Chapter 12: The Science Behind This Book

Primary vs. Secondary Research

Secondary ResearchPrimary Research
Data collected bySomeone elseThe research team
ExamplesCase studies, market research reports, book reportsThe US Census, State of DevOps Report
Speed/costFaster, cheaperSlower, more expensive
ControlLimited to existing dataFull control over questions
ValueUseful summary; may lack applicabilityCan address specific questions; provides novel insights

This book and the State of DevOps Reports are primary research.

Qualitative vs. Quantitative Research

Qualitative: Data not in numerical form (interviews, blog posts, Twitter, ethnographic observations). Descriptive and allows emergent insights. Expensive to analyze.

Quantitative: Data in numerical form (system data, survey data with numerical responses). This book is quantitative — uses Likert-type survey instrument.

Likert-Type Scale

Records responses and assigns number values:

  • “Strongly disagree” = 1
  • Neutral = 4
  • “Strongly agree” = 7

Provides consistent measurement across all subjects + numerical basis for statistical analysis.

Six Types of Data Analysis (Dr.

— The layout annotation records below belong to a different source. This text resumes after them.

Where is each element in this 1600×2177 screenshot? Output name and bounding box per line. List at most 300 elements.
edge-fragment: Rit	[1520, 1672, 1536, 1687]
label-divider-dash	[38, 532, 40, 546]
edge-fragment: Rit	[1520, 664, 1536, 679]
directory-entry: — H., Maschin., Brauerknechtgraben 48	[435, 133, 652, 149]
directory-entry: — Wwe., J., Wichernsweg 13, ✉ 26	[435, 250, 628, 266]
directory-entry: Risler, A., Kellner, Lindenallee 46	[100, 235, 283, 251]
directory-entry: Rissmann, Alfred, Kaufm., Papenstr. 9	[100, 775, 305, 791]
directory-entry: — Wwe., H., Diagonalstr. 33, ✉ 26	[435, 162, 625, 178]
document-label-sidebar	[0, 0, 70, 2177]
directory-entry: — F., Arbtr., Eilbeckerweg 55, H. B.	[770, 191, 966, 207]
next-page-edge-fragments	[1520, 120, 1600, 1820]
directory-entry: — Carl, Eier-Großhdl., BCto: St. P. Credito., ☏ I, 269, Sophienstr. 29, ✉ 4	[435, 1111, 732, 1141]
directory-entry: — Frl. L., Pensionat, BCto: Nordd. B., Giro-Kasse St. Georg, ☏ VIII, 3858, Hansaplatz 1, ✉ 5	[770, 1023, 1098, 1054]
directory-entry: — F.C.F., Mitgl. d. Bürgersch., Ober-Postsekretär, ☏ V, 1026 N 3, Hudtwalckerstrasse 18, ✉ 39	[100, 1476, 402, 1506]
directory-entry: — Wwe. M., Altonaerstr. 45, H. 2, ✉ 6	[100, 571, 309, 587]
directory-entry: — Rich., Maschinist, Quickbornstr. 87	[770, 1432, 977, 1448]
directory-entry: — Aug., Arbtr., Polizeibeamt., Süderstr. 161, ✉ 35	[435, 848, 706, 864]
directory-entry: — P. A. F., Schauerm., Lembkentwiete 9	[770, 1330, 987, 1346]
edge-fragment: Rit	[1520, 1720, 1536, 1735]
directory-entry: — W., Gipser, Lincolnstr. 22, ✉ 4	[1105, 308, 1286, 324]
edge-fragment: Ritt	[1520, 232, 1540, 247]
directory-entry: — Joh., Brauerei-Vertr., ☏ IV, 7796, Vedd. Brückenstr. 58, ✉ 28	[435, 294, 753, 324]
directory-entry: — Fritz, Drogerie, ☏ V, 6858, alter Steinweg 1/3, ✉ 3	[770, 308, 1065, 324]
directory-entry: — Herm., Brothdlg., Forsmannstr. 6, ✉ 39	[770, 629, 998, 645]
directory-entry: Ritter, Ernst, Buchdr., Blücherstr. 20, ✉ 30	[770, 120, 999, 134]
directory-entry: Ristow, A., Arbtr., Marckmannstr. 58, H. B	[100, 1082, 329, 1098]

Jeffrey Leek’s Framework)

Listed in order of increasing complexity and analytical power:

LevelTypeUsed in this book?
1DescriptiveYes — demographic information, summary statistics
2ExploratoryYes — correlations between variables
3Inferential predictiveYes — theory-driven hypothesis testing
4PredictiveNo — requires historical time-series data
5CausalNo — requires randomized studies
6MechanisticNo — rare in business; seen in physical sciences

Also used: Classification (clustering) analysis (not in Leek’s framework cleanly).

Descriptive Analysis

  • Summarizes and reports data
  • Examples: census reports, vendor reports on tool adoption rates, Forrester DevOps adoption reports
  • Cannot make statements about causation or prediction
  • Only as good as the underlying research design and sampling

Exploratory Analysis

  • Looks for relationships in the data; identifies patterns
  • Includes correlations — how closely two variables move together
  • “Correlation doesn’t imply causation” — two variables moving together can be due to a third variable or chance
  • Example: Per capita cheese consumption is 94.71% correlated with deaths by bedsheet strangulation (spurious correlation)

Inferential Predictive Analysis

The third level — most common type in business and technology research today. Used when pure experimental design is not possible.

Key features:

  • Theory-driven hypotheses stated before analysis (avoids fishing for data / spurious correlations)
  • Tests whether evidence supports stated hypotheses
  • More evidence → more confidence
  • Methods: multiple linear regression, partial least squares (PLS) regression

“Whenever we talk about impacting or driving results in this book, our research design utilized this third type of analysis.”

Classification Analysis (Clustering)

Used to identify performance tiers (high/medium/low) from the four delivery metrics. The researchers used hierarchical clustering (vs. k-means) because:

  1. No prior theory about number of groups expected
  2. Hierarchical allows investigation of parent-child relationships in clusters
  3. Dataset wasn’t huge (computational power not a concern)

Result: Distinct, statistically significant differences — high performers do better on all four measures, low do worse, medium are between.

The Research Design

Four key research questions evolved over the four years (2014–2017):

  • 2014: Can software delivery be measured? Does it impact organizations? Does culture matter?
  • 2015: Revalidate findings; add technical practices, Lean management, workforce impact (burnout, anxiety)
  • 2016: Security, trunk-based development, test data management, Lean product management, eNPS, work identity
  • 2017: Architecture’s impact, transformational leadership, non-profit organizational goals

All analyses: cross-sectional studies using the same rigorous methods as healthcare and workplace research.